Zimmerman's younger brother, George, is charged with second-degree murder in the shooting death of the 17-year-old Martin in Sanford, Fla., on Feb. 26, 2012. George Zimmerman has pleaded not guilty to the charges and claims he shot the unarmed teen in self-defense during an altercation. His trial is scheduled to begin in June.

On Sunday, Robert Zimmerman Jr. tweeted an image of Martin holding up two middle fingers, beside an image of De'Marquise Kareem Elkins, the Georgia teen accused of fatally shooting a 1-year-old in his stroller last week. Elkins also appears to be flipping off the camera.

An image of De'Marquise Kareem Elkins and Trayvon Martin tweeted March 24, 2013 by Robert Zimmerman, Jr. Twitter

Zimmerman, 32, told Crimesider that he found the photographs by doing a Google search on the name of each teen. The photo of Martin came from a post on the Council of Conservative Citizens website, and the one of Elkins appeared on a website called the Chicago News Report. He then created the illustration himself - adding the words, "A picture speaks a thousand words. Any questions?"

In the days and weeks after Martin's death, as the story of his shooting and the fact that the man who killed him had not been arrested made national news, many news outlets illustrated their stories with photographs of Martin that were several years old. At the same time, Zimmerman said that the images of his brother - some of which were taken when George was significantly heavier than he was on the night of the shooting - made him look like a "monster."

Zimmerman said that, side-by-side, those images created a false sense of both Martin and his brother: "In a self-defense case, it's important to show who my brother was defending himself against. It wasn't a 12-year-old."

The tweet, however, struck many as being racist and highly insensitive, especially given the fact that Martin is deceased. Zimmerman said that was not his intention.

These images of George Zimmerman and Trayvon Martin were among the first published CBS/AP

"I'm not saying these two guys are the same and so are all black teenagers," he said. "This is the way these individuals chose to portray themselves. [Elkins] is being portrayed in the media as he portrayed himself to be, why isn't Trayvon Martin?"
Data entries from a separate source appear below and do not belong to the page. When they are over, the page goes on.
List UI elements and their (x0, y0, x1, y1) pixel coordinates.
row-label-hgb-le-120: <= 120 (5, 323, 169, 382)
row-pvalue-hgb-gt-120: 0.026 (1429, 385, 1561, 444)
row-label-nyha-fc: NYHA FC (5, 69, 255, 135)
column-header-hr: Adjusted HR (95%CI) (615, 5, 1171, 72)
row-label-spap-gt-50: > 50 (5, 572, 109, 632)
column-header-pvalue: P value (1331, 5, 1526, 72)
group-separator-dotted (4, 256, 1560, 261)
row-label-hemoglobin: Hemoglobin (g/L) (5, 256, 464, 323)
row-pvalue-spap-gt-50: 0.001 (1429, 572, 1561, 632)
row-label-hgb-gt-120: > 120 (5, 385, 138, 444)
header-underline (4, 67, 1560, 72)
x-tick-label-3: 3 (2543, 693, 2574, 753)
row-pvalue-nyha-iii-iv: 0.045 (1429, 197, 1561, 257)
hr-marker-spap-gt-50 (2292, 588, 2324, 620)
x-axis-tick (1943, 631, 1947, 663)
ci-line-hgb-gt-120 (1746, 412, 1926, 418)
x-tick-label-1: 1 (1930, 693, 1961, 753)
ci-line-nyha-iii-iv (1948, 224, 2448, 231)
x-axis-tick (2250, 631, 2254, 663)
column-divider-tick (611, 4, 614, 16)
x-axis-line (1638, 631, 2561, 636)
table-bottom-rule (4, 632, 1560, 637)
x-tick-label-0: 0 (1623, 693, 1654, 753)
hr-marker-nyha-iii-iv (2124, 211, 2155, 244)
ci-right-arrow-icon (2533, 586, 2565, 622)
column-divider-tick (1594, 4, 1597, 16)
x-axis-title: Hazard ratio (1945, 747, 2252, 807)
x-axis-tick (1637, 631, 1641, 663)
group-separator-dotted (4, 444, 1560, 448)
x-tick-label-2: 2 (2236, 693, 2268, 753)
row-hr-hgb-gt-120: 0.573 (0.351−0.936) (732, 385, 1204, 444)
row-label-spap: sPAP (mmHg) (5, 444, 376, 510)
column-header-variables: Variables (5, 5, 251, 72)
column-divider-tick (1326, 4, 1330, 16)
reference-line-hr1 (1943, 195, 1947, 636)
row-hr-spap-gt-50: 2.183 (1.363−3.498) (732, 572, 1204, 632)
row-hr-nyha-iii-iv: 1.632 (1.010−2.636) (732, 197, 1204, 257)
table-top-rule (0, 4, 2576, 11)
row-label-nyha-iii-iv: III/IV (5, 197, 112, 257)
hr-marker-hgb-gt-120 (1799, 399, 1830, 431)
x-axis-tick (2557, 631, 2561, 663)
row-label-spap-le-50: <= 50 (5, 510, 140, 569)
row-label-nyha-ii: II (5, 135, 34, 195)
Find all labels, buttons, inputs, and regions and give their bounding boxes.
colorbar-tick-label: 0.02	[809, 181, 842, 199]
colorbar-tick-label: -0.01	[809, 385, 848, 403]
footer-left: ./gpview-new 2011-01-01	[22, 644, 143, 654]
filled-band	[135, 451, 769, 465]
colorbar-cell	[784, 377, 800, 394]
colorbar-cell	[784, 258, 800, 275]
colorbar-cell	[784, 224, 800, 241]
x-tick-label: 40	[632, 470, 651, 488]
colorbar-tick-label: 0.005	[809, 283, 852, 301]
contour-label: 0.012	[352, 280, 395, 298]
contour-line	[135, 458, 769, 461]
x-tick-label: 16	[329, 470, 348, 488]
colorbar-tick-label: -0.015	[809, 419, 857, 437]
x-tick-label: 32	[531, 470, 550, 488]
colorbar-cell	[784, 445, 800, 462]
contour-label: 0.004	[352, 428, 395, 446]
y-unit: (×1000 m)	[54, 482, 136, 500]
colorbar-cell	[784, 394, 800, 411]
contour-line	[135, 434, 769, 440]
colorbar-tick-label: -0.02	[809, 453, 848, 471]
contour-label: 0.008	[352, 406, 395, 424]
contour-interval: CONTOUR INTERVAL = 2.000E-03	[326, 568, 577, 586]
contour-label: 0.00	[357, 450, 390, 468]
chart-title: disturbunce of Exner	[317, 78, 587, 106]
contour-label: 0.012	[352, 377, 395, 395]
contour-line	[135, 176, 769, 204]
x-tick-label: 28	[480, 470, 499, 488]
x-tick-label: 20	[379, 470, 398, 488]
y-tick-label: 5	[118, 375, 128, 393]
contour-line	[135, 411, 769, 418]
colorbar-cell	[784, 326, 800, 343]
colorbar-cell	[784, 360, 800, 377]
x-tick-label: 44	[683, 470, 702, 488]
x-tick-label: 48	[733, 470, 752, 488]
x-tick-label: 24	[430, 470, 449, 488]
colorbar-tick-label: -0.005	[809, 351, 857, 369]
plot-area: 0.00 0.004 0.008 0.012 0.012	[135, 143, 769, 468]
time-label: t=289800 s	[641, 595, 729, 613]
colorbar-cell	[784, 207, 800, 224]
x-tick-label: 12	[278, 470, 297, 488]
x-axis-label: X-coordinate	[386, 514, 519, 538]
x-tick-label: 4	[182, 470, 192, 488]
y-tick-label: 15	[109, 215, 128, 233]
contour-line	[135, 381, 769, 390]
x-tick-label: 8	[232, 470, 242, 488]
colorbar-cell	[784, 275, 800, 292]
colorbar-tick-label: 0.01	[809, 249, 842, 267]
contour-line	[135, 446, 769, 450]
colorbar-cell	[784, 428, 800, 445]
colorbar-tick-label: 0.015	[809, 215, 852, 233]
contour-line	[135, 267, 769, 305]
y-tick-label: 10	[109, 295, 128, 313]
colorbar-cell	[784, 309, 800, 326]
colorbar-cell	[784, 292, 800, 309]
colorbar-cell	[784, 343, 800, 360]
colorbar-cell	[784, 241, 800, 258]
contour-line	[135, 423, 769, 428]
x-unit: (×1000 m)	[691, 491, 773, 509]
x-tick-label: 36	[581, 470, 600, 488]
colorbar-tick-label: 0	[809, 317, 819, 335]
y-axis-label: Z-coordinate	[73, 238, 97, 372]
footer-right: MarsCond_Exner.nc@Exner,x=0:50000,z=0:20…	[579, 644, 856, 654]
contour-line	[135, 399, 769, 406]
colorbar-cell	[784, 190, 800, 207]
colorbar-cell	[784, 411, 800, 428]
On Wednesday, Zimmerman tweeted an apology: "I'm sincerely sorry my tweet offended many - I made a serious error in judgment abt the way it wld convey & understand why it is offensive"

Zimmerman, a classical singer who said his music has taken a back seat to his role as a spokesperson for his family, said he wants the media to stop accepting the "massaged and controlled" image of Martin and start digging into the teen's life the way they examined his brother's. A year after the shooting, Zimmerman believes we now have "new context" about Martin - what he calls "Trayvon Martin 2.0" - and that the media should stop depicting the teen as "a child walking home eating Skittles."

"All I did was post one picture of Trayvon and [Elkins] the way they portrayed themselves before they were in the spotlight," said Zimmerman. "If he was portrayed the way he portrayed himself it might not have gotten to this point."